Nicht aber auch die Herkunft des »Mönchs« aus dem Mühldorfer Umland. Alle neuen Autoren geben zu bedenken: Weder Identität noch Herkunft des »Mönchs von Salzburg« sind gesichert. Keiner von ihnen lässt sich allerdings davon abbringen, dem bedeutenden mittelalterlichen Lyriker große Anregungskraft – etwa für einen Oswald von Wolkenstein – zuzuschreiben. Der Schluss liegt nahe: Der bisher noch immer unbekannte »Mönch von Salzburg« war der größte Salzburger Komponist vor Mozart.

Kurz noch einmal zurück in die Bayerische Staatsbibliothek. Das auffällige Blatt des »Mönchs von Salzburg« wird von den Experten im Katalog als »außerordentlich« eingestuft. Des Dichters langer, mit Buchstabenspielen gespickter Hymnus auf Maria – die Gottesmutter ist in der Initiale im Strahlenkranz mit dem Kind auf dem Arm und, unten, mit der tiburtinischen Sibylle, dargestellt, jener Zauberin, die Kaiser Augustus einst Jesu Geburt prophezeite – ist am Abc orientiert: »Ave Balsams Creatur« (Sei gegrüßt, balsamisches Geschöpf) ist die erste, »Vnd Wend Xpo Ymer Zoren« (… und wende ab stets Christi Zorn) die letzte Zeile. »Optime composita« – so heißt es am Anfang, der auch den Autor »deß mönichs von saltzburg« nennt. Man nimmt an, dass der Ulmer Stadtarzt und Humanist Heinrich Steinhöwel dem Inhaber der Drucker-Offizin die Publikation des »extravaganten« Textes empfahl.

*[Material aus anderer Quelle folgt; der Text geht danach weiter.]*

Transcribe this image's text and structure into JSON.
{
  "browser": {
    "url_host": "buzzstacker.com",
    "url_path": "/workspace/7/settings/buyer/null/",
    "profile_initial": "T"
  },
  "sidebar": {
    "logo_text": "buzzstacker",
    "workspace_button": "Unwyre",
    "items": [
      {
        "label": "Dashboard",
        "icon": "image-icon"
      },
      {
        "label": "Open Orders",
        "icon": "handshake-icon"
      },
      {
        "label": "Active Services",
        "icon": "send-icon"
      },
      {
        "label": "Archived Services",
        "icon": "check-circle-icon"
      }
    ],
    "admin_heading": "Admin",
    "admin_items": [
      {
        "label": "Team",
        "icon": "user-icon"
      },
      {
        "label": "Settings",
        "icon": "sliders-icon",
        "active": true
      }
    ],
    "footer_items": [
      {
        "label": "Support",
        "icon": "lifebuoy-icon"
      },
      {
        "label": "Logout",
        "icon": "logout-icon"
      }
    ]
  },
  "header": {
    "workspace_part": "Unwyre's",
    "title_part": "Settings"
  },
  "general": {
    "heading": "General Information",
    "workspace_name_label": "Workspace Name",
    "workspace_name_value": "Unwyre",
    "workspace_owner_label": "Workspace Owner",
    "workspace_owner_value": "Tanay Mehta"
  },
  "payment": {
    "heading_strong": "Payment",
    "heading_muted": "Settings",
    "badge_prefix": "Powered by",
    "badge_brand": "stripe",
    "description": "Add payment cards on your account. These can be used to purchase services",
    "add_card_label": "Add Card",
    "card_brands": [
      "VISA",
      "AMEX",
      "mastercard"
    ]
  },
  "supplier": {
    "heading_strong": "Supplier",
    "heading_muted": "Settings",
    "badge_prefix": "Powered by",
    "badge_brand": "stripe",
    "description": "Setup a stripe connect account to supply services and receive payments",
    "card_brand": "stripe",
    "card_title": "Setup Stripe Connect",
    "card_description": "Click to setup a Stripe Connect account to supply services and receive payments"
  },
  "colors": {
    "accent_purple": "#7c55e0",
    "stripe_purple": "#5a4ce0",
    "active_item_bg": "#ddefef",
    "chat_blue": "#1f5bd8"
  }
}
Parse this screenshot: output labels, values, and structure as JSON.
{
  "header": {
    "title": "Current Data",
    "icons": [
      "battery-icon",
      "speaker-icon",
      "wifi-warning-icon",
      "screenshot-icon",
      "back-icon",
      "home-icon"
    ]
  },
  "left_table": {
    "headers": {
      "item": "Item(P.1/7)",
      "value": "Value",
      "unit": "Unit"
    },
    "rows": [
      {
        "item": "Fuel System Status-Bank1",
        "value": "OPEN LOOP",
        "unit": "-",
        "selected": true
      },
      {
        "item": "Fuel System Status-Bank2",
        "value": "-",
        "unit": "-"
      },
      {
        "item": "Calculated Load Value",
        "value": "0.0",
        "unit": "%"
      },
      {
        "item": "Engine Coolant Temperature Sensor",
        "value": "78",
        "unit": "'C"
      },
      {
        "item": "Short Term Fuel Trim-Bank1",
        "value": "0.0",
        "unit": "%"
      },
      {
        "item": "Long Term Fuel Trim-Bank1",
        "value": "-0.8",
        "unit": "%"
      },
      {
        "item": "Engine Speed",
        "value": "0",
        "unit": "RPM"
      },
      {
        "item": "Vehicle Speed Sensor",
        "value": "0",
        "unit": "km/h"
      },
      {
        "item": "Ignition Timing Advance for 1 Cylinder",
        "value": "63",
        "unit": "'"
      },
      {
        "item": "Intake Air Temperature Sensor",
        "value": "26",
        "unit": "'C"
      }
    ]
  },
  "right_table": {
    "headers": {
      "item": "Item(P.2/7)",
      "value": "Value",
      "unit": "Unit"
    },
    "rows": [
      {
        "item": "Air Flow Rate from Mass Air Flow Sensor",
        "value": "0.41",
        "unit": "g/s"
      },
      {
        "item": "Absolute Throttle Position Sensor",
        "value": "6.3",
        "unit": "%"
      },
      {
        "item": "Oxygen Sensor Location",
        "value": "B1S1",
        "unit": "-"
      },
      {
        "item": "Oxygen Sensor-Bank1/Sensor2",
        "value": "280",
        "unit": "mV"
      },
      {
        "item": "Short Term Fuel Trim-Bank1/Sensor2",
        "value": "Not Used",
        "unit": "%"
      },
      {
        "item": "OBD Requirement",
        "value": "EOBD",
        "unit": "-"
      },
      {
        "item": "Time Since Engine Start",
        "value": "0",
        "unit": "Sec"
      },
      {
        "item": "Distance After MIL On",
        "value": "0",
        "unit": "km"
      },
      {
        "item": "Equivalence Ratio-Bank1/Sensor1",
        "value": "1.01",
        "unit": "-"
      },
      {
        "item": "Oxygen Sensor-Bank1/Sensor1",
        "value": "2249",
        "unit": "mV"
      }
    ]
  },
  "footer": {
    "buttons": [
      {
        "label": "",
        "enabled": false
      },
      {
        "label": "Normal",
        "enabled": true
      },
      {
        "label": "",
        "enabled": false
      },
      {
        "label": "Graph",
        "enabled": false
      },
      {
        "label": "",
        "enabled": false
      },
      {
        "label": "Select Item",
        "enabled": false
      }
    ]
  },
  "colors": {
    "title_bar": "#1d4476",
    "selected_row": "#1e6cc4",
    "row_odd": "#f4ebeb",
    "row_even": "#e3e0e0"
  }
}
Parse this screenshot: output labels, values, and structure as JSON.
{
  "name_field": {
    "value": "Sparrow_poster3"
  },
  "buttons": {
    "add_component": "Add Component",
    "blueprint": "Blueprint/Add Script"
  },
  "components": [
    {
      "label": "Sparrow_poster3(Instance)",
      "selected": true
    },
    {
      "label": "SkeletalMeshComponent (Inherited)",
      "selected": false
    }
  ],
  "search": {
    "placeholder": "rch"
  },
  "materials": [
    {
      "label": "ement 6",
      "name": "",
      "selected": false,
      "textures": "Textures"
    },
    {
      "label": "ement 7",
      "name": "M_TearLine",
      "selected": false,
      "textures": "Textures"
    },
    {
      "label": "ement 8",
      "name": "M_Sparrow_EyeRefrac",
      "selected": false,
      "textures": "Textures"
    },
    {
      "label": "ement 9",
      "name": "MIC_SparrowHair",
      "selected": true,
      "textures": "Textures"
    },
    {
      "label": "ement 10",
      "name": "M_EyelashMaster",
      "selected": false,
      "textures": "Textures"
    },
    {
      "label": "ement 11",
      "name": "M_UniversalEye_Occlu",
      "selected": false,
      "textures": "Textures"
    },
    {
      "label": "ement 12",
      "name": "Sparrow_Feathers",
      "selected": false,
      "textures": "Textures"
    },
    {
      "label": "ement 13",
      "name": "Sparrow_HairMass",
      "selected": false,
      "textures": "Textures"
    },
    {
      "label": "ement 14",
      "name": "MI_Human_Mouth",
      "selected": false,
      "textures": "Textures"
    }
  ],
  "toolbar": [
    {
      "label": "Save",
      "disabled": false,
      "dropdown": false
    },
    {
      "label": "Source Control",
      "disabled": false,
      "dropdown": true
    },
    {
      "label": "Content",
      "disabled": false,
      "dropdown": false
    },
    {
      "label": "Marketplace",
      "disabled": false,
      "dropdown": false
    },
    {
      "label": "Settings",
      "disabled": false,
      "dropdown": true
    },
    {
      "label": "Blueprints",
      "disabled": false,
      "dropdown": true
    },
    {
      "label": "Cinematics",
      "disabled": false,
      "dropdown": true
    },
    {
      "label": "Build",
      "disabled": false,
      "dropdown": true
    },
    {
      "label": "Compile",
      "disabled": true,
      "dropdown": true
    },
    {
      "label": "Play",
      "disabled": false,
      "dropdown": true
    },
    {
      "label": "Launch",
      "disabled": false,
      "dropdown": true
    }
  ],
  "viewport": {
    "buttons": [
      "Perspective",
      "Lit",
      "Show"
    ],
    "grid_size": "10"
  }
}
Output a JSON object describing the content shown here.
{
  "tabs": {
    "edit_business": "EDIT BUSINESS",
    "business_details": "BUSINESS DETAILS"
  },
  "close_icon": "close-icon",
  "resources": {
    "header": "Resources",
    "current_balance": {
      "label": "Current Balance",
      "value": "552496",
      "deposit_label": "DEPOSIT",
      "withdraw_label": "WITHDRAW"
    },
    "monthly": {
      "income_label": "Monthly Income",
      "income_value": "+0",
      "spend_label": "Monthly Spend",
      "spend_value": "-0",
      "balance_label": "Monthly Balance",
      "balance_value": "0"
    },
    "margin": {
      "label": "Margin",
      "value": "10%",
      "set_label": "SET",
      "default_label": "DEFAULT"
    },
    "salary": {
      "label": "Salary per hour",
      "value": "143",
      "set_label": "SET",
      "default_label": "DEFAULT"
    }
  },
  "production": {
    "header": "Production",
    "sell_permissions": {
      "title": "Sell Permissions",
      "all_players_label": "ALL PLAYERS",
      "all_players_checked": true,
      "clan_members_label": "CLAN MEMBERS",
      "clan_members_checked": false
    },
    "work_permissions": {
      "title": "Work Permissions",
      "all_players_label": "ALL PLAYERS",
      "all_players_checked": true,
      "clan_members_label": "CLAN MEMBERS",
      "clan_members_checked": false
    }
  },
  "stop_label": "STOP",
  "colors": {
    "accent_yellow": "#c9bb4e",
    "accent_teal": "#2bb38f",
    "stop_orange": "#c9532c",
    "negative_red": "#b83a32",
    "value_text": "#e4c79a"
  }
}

Man nimmt an. Also auch in dieser Hinsicht: »Nix G’wiss’ woaß ma net« – wie so oft in der Geschichte, in deren Dunkel manches abtaucht, was wir so gerne gerettet und festgemacht sähen. Und wenn es »nur« die Herkunft und Identität des »erfolgreichsten deutschsprachigen Autors des Mittelalters« wäre.